Treize patients sous Levothyrox sont décédés

Treize patients sous Levothyrox sont décédés

Il n’est pas possible, pour le moment, de savoir si ces morts sont liées, ou non, au changement de formule.

Treize patients sous Levothyrox sont décédés depuis le 27 mars. C’est ce que révèle le magazine Ebdo dont le premier numéro est attendu en kiosque le 12 janvier. Il est cependant pour le moment impossible d’incriminer – ni d’ailleurs de disculper – la nouvelle formule du médicament.

Le nouveau Levothyrox du laboratoire Merck Serono, un traitement à destination des personnes ayant une thyroïde déficiente, avait été lancé fin mars 2017 à la demande des autorités sanitaires. Cela partait d’une bonne intention: l’Agence nationale de sécurité du médicament (ANSM) avait constaté que l’ancienne formule n’était pas stable dans le temps, c’est-à-dire que la quantité de principe actif – molécule avec un effet thérapeutique – variait selon la date de prise du médicament. L’Agence souhaitait corriger ce problème, et n’attendait «aucun changement lié à la modification» de la formule.

Treize patients décédés

Pourtant, dès le mois de juin, certains patients sous Levothyrox (ils sont au total près de trois millions en France) s’organisaient pour dénoncer des effets indésirables de la nouvelle formule (maux de tête, vertiges, nausées, perte de cheveux etc.). Les autorités sanitaires leur ont alors demandé de déclarer ces effets secondaires sur le nouveau portail de signalement des effets indésirables du gouvernement.

Selon les données récoltées, treize patients sous Levothyrox sont décédés depuis la fin du mois de mars. Parmi eux, une femme de 87 ans, morte le 19 août d’un AVCischémique ou encore une autre de 85 ans, décédée le 9 septembre. Mais également «des patients plus jeunes, âgés de 39 ou 48 ans», note le magazine.

Dans un rapport du 10 octobre, le centre de pharmacovigilance de Rennes rapportait déjà quatre décès de personnes sous Levothyrox (entre le 27 mars et le 15 septembre 2017), «pour lesquels le lien avec le Levothyrox n’est pas établi». Or en y regardant de plus près, si pour deux décès l’action du Levothyrox peut être écartée, la réalité semble plus compliquée pour les deux autres.

«Ils n’en savent rien»

Aujourd’hui, il serait prématuré d’imputer ces décès à la nouvelle formule. Mais il est également impossible de certifier qu’ils n’ont rien à voir avec le changement du Levothyrox. Et c’est bien là tout le cœur du problème. Un expert de l’ANSM s’indigne d’ailleurs auprès du magazine Ebdo: «Mais comment l’ANSM ou le ministère peuvent-ils certifier qu’il n’y a pas de décès sous Levothyrox? Ils n’en savent rien.»

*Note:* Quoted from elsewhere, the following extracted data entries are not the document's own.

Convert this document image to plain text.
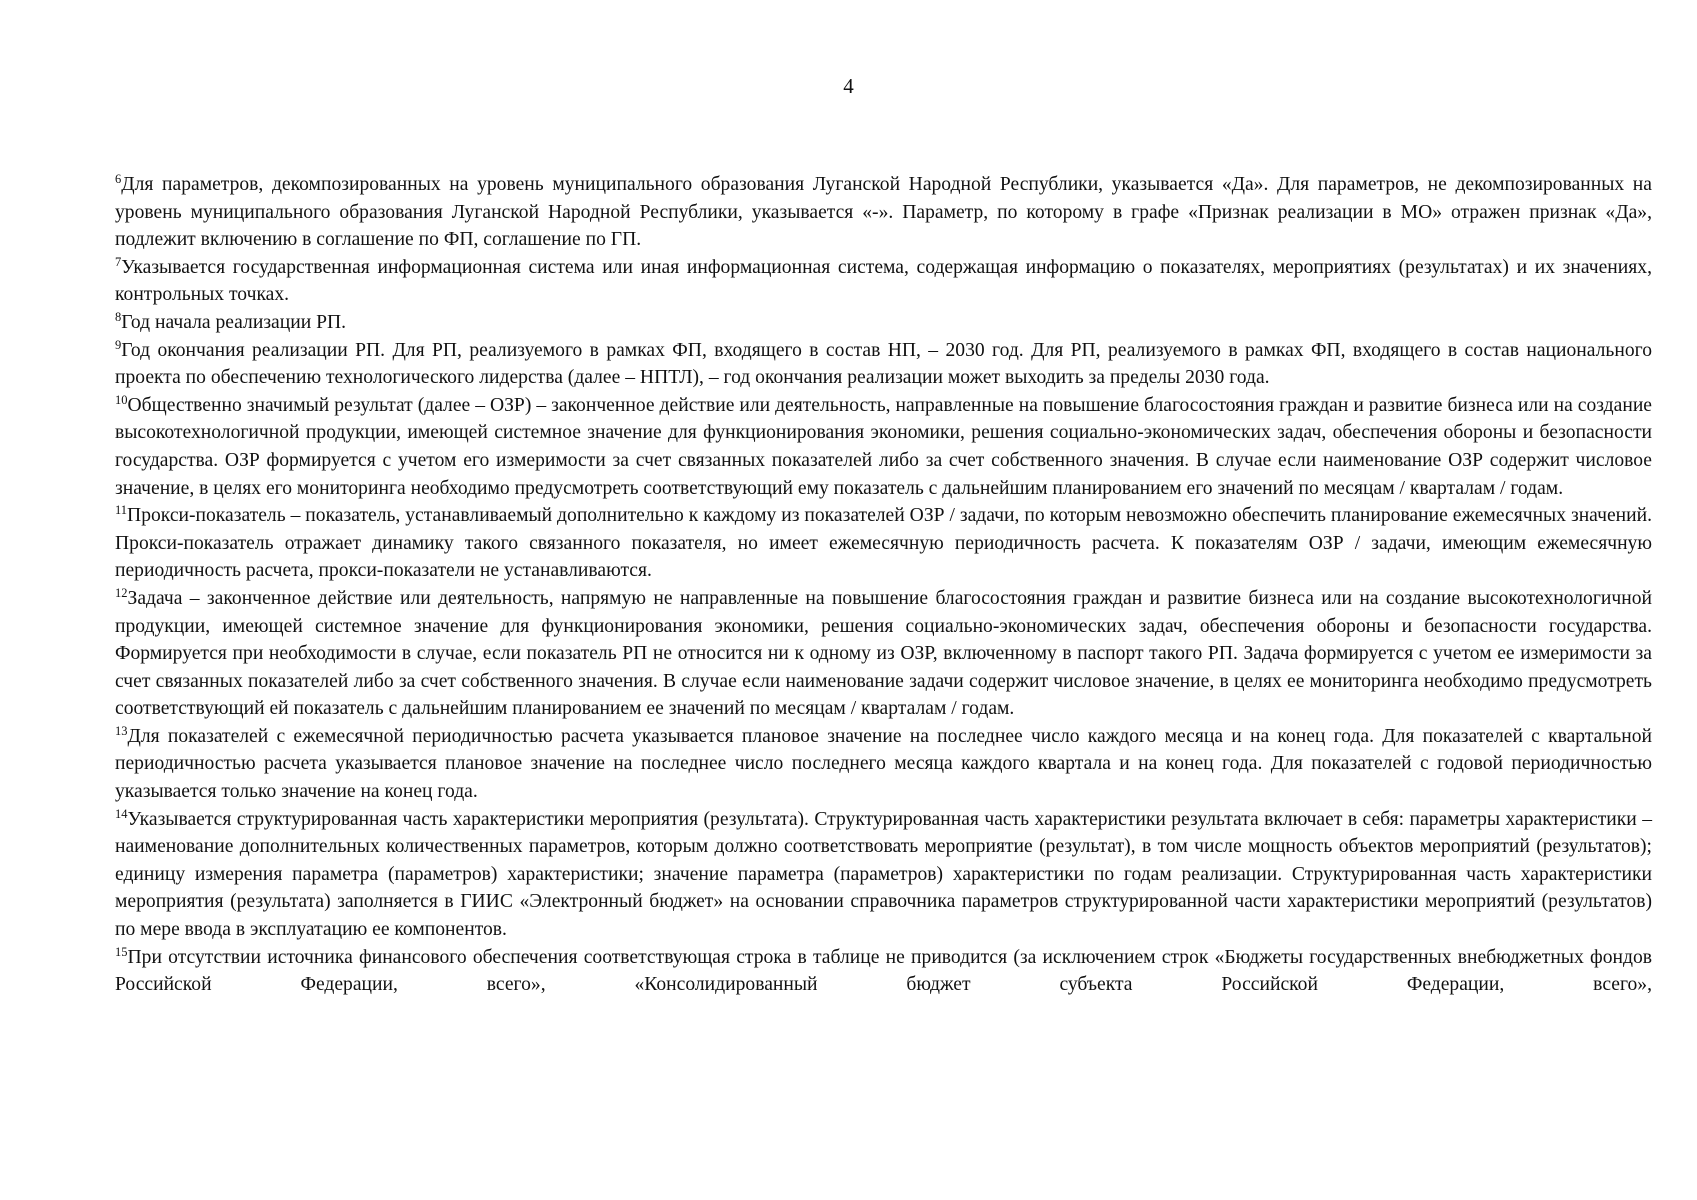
4

$^6$Для параметров, декомпозированных на уровень муниципального образования Луганской Народной Республики, указывается «Да». Для параметров, не декомпозированных на уровень муниципального образования Луганской Народной Республики, указывается «-». Параметр, по которому в графе «Признак реализации в МО» отражен признак «Да», подлежит включению в соглашение по ФП, соглашение по ГП.

$^7$Указывается государственная информационная система или иная информационная система, содержащая информацию о показателях, мероприятиях (результатах) и их значениях, контрольных точках.

$^8$Год начала реализации РП.

$^9$Год окончания реализации РП. Для РП, реализуемого в рамках ФП, входящего в состав НП, – 2030 год. Для РП, реализуемого в рамках ФП, входящего в состав национального проекта по обеспечению технологического лидерства (далее – НПТЛ), – год окончания реализации может выходить за пределы 2030 года.

$^{10}$Общественно значимый результат (далее – ОЗР) – законченное действие или деятельность, направленные на повышение благосостояния граждан и развитие бизнеса или на создание высокотехнологичной продукции, имеющей системное значение для функционирования экономики, решения социально-экономических задач, обеспечения обороны и безопасности государства. ОЗР формируется с учетом его измеримости за счет связанных показателей либо за счет собственного значения. В случае если наименование ОЗР содержит числовое значение, в целях его мониторинга необходимо предусмотреть соответствующий ему показатель с дальнейшим планированием его значений по месяцам / кварталам / годам.

$^{11}$Прокси-показатель – показатель, устанавливаемый дополнительно к каждому из показателей ОЗР / задачи, по которым невозможно обеспечить планирование ежемесячных значений. Прокси-показатель отражает динамику такого связанного показателя, но имеет ежемесячную периодичность расчета. К показателям ОЗР / задачи, имеющим ежемесячную периодичность расчета, прокси-показатели не устанавливаются.

$^{12}$Задача – законченное действие или деятельность, напрямую не направленные на повышение благосостояния граждан и развитие бизнеса или на создание высокотехнологичной продукции, имеющей системное значение для функционирования экономики, решения социально-экономических задач, обеспечения обороны и безопасности государства. Формируется при необходимости в случае, если показатель РП не относится ни к одному из ОЗР, включенному в паспорт такого РП. Задача формируется с учетом ее измеримости за счет связанных показателей либо за счет собственного значения. В случае если наименование задачи содержит числовое значение, в целях ее мониторинга необходимо предусмотреть соответствующий ей показатель с дальнейшим планированием ее значений по месяцам / кварталам / годам.

$^{13}$Для показателей с ежемесячной периодичностью расчета указывается плановое значение на последнее число каждого месяца и на конец года. Для показателей с квартальной периодичностью расчета указывается плановое значение на последнее число последнего месяца каждого квартала и на конец года. Для показателей с годовой периодичностью указывается только значение на конец года.

$^{14}$Указывается структурированная часть характеристики мероприятия (результата). Структурированная часть характеристики результата включает в себя: параметры характеристики – наименование дополнительных количественных параметров, которым должно соответствовать мероприятие (результат), в том числе мощность объектов мероприятий (результатов); единицу измерения параметра (параметров) характеристики; значение параметра (параметров) характеристики по годам реализации. Структурированная часть характеристики мероприятия (результата) заполняется в ГИИС «Электронный бюджет» на основании справочника параметров структурированной части характеристики мероприятий (результатов) по мере ввода в эксплуатацию ее компонентов.

$^{15}$При отсутствии источника финансового обеспечения соответствующая строка в таблице не приводится (за исключением строк «Бюджеты государственных внебюджетных фондов Российской Федерации, всего», «Консолидированный бюджет субъекта Российской Федерации, всего»,
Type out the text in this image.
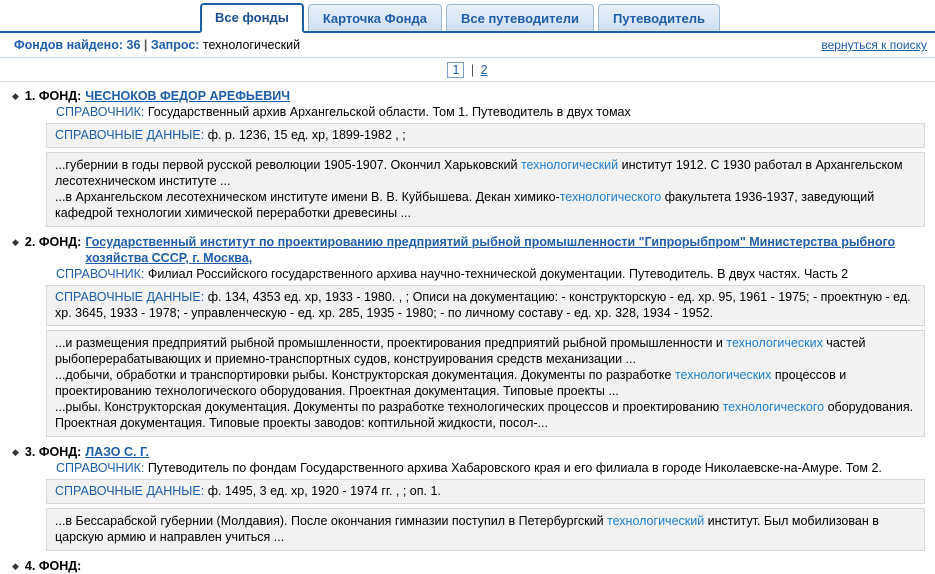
Все фонды	Карточка Фонда	Все путеводители	Путеводитель
Фондов найдено: 36 | Запрос: технологический	вернуться к поиску
1 | 2
◆ 1. ФОНД: ЧЕСНОКОВ ФЕДОР АРЕФЬЕВИЧ
СПРАВОЧНИК: Государственный архив Архангельской области. Том 1. Путеводитель в двух томах
СПРАВОЧНЫЕ ДАННЫЕ: ф. р. 1236, 15 ед. хр, 1899-1982 , ;

...губернии в годы первой русской революции 1905-1907. Окончил Харьковский технологический институт 1912. С 1930 работал в Архангельском лесотехническом институте ...

...в Архангельском лесотехническом институте имени В. В. Куйбышева. Декан химико-технологического факультета 1936-1937, заведующий кафедрой технологии химической переработки древесины ...

◆ 2. ФОНД: Государственный институт по проектированию предприятий рыбной промышленности "Гипрорыбпром" Министерства рыбного хозяйства СССР, г. Москва,
СПРАВОЧНИК: Филиал Российского государственного архива научно-технической документации. Путеводитель. В двух частях. Часть 2
СПРАВОЧНЫЕ ДАННЫЕ: ф. 134, 4353 ед. хр, 1933 - 1980. , ; Описи на документацию: - конструкторскую - ед. хр. 95, 1961 - 1975; - проектную - ед. хр. 3645, 1933 - 1978; - управленческую - ед. хр. 285, 1935 - 1980; - по личному составу - ед. хр. 328, 1934 - 1952.

...и размещения предприятий рыбной промышленности, проектирования предприятий рыбной промышленности и технологических частей рыбоперерабатывающих и приемно-транспортных судов, конструирования средств механизации ...

...добычи, обработки и транспортировки рыбы. Конструкторская документация. Документы по разработке технологических процессов и проектированию технологического оборудования. Проектная документация. Типовые проекты ...

...рыбы. Конструкторская документация. Документы по разработке технологических процессов и проектированию технологического оборудования. Проектная документация. Типовые проекты заводов: коптильной жидкости, посол-...

◆ 3. ФОНД: ЛАЗО С. Г.
СПРАВОЧНИК: Путеводитель по фондам Государственного архива Хабаровского края и его филиала в городе Николаевске-на-Амуре. Том 2.
СПРАВОЧНЫЕ ДАННЫЕ: ф. 1495, 3 ед. хр, 1920 - 1974 гг. , ; оп. 1.

...в Бессарабской губернии (Молдавия). После окончания гимназии поступил в Петербургский технологический институт. Был мобилизован в царскую армию и направлен учиться ...

◆ 4. ФОНД:
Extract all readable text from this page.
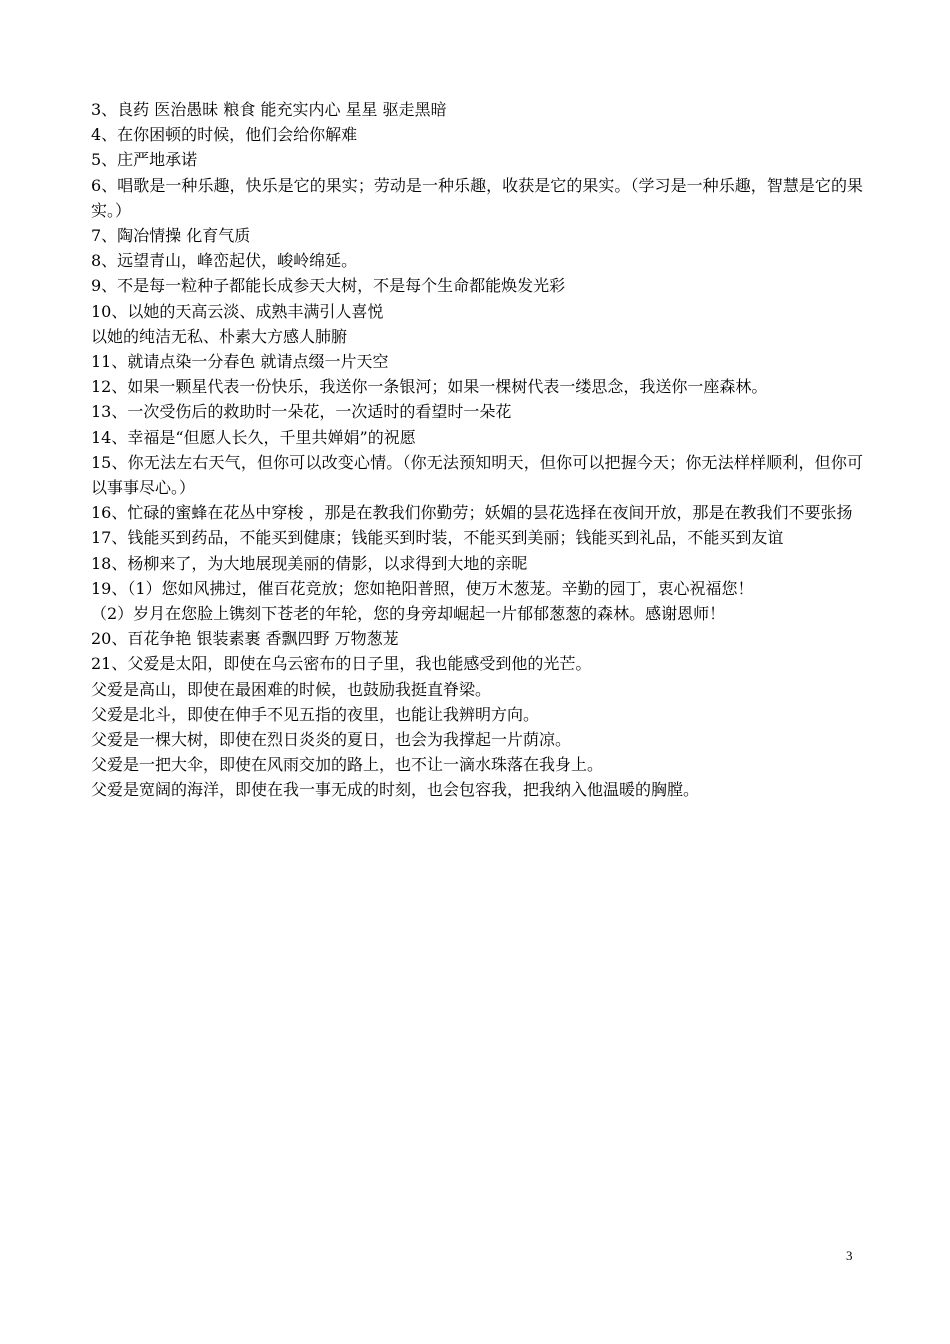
3、良药 医治愚昧 粮食 能充实内心 星星 驱走黑暗

4、在你困顿的时候，他们会给你解难

5、庄严地承诺

6、唱歌是一种乐趣，快乐是它的果实；劳动是一种乐趣，收获是它的果实。（学习是一种乐趣，智慧是它的果实。）

7、陶冶情操 化育气质

8、远望青山，峰峦起伏，峻岭绵延。

9、不是每一粒种子都能长成参天大树，不是每个生命都能焕发光彩

10、以她的天高云淡、成熟丰满引人喜悦

以她的纯洁无私、朴素大方感人肺腑

11、就请点染一分春色 就请点缀一片天空

12、如果一颗星代表一份快乐，我送你一条银河；如果一棵树代表一缕思念，我送你一座森林。

13、一次受伤后的救助时一朵花，一次适时的看望时一朵花

14、幸福是“但愿人长久，千里共婵娟”的祝愿

15、你无法左右天气，但你可以改变心情。（你无法预知明天，但你可以把握今天；你无法样样顺利，但你可以事事尽心。）

16、忙碌的蜜蜂在花丛中穿梭 ，那是在教我们你勤劳；妖媚的昙花选择在夜间开放，那是在教我们不要张扬

17、钱能买到药品，不能买到健康；钱能买到时装，不能买到美丽；钱能买到礼品，不能买到友谊

18、杨柳来了，为大地展现美丽的倩影，以求得到大地的亲昵

19、（1）您如风拂过，催百花竞放；您如艳阳普照，使万木葱茏。辛勤的园丁，衷心祝福您！

（2）岁月在您脸上镌刻下苍老的年轮，您的身旁却崛起一片郁郁葱葱的森林。感谢恩师！

20、百花争艳 银装素裹 香飘四野 万物葱茏

21、父爱是太阳，即使在乌云密布的日子里，我也能感受到他的光芒。

父爱是高山，即使在最困难的时候，也鼓励我挺直脊梁。

父爱是北斗，即使在伸手不见五指的夜里，也能让我辨明方向。

父爱是一棵大树，即使在烈日炎炎的夏日，也会为我撑起一片荫凉。

父爱是一把大伞，即使在风雨交加的路上，也不让一滴水珠落在我身上。

父爱是宽阔的海洋，即使在我一事无成的时刻，也会包容我，把我纳入他温暖的胸膛。

3
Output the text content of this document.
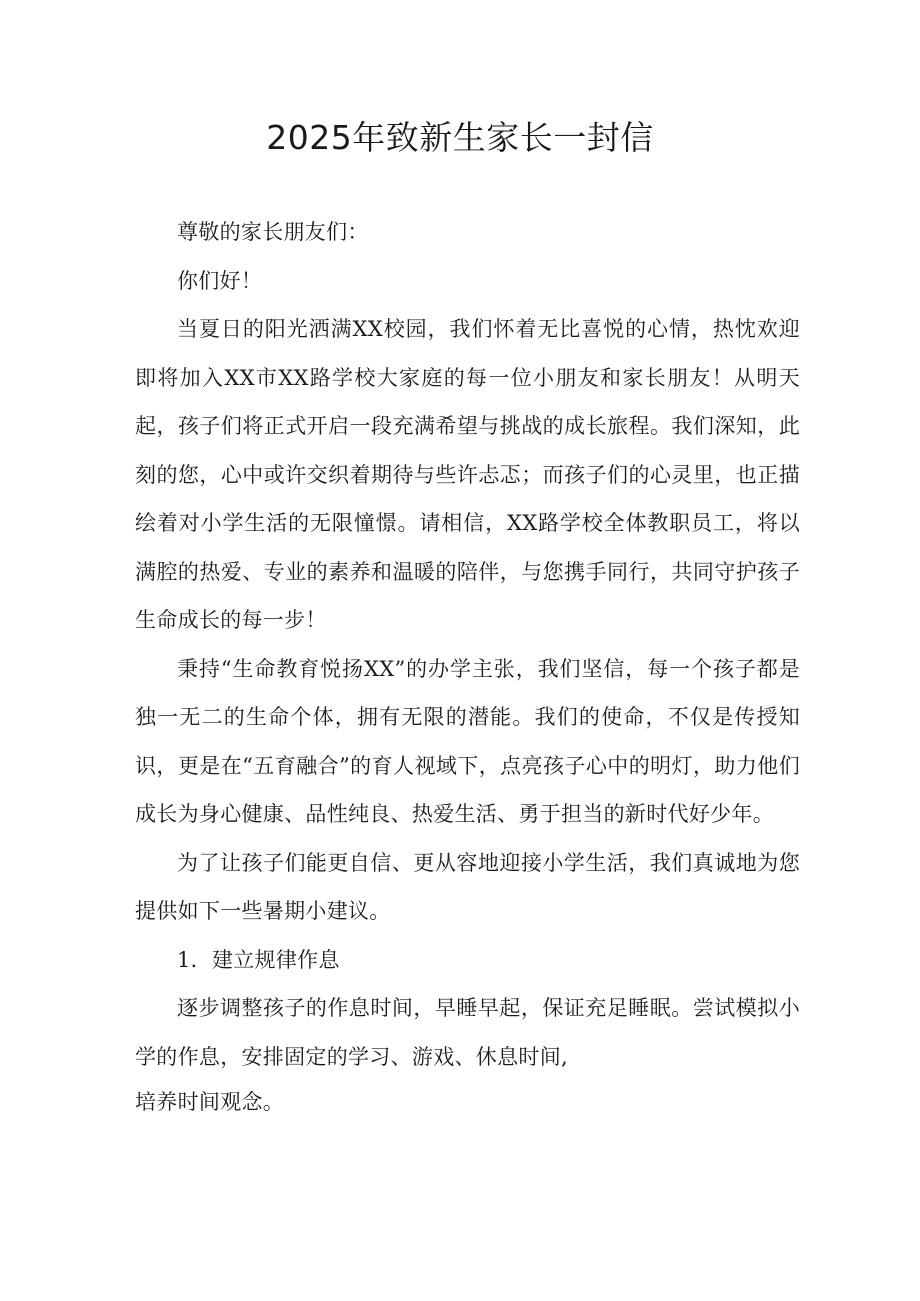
2025年致新生家长一封信

尊敬的家长朋友们：

你们好！

当夏日的阳光洒满XX校园，我们怀着无比喜悦的心情，热忱欢迎即将加入XX市XX路学校大家庭的每一位小朋友和家长朋友！从明天起，孩子们将正式开启一段充满希望与挑战的成长旅程。我们深知，此刻的您，心中或许交织着期待与些许忐忑；而孩子们的心灵里，也正描绘着对小学生活的无限憧憬。请相信，XX路学校全体教职员工，将以满腔的热爱、专业的素养和温暖的陪伴，与您携手同行，共同守护孩子生命成长的每一步！

秉持“生命教育悦扬XX”的办学主张，我们坚信，每一个孩子都是独一无二的生命个体，拥有无限的潜能。我们的使命，不仅是传授知识，更是在“五育融合”的育人视域下，点亮孩子心中的明灯，助力他们成长为身心健康、品性纯良、热爱生活、勇于担当的新时代好少年。

为了让孩子们能更自信、更从容地迎接小学生活，我们真诚地为您提供如下一些暑期小建议。

1．建立规律作息

逐步调整孩子的作息时间，早睡早起，保证充足睡眠。尝试模拟小学的作息，安排固定的学习、游戏、休息时间,

培养时间观念。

Pourtant, dans les colonnes de Libération le 11 octobre, Dominique Martin, directeur de l’ANSM, assurait que «les effets rapportés ne mettent pas en danger la vie des personnes.» De même, le député Jean-Pierre Door, chargé d’une «mission flash» sur le Levothyrox, concluait le 31 octobre devant la commission des affaires sociales de l’Assemblait nationale «qu’il n’y a pas de crise sanitaire mais une crise médiatique, autour de la nouvelle formule du Levothyrox.»

Une enquête judiciaire

Les autorités sanitaires étaient-elles, ou non, au courant du nombre de décès inscrits dans la base de données du centre de Rennes? Et si oui, comment peuvent-elles alors affirmer que ces décès sont liés, ou non, au changement de formule? Seule une enquête judiciaire peut établir le lien de cause à effet entre la nouvelle formule du Levothyrox et les décès. Une enquête préliminaire est d’ailleurs ouverte depuis le 15 septembre au Tribunal de Grande instance (TGI) de Marseille, seul tribunal avec celui de Paris à disposer d’un pôle de santé publique en France.

Au total, le centre de surveillance des médicaments de Rennes a recensé plus de 14 600 signalements d’effets indésirables, entre fin mars et mi-septembre. Selon leur rapport, quatre personnes ont vu leur pronostic vital être «mis en jeu» dont «seul un cas pourrait être en lien avec le changement du Levothyrox nouvelle formule». Enfin, il est notifié trois cas d’anomalie congénitale pour lesquels «le lien avec le Levothyrox nouvelle formule est difficile à établir».

Depuis l’automne, de nouvelles options thérapeutiques sont disponibles sur le marché français, notamment la L-Thyroxine Henning de Sanofi vendue en pharmacie depuis le 16 octobre. Le Thyrofix du laboratoire Unipharma devrait être commercialisé à partir de la première semaine de décembre dans l’Hexagone.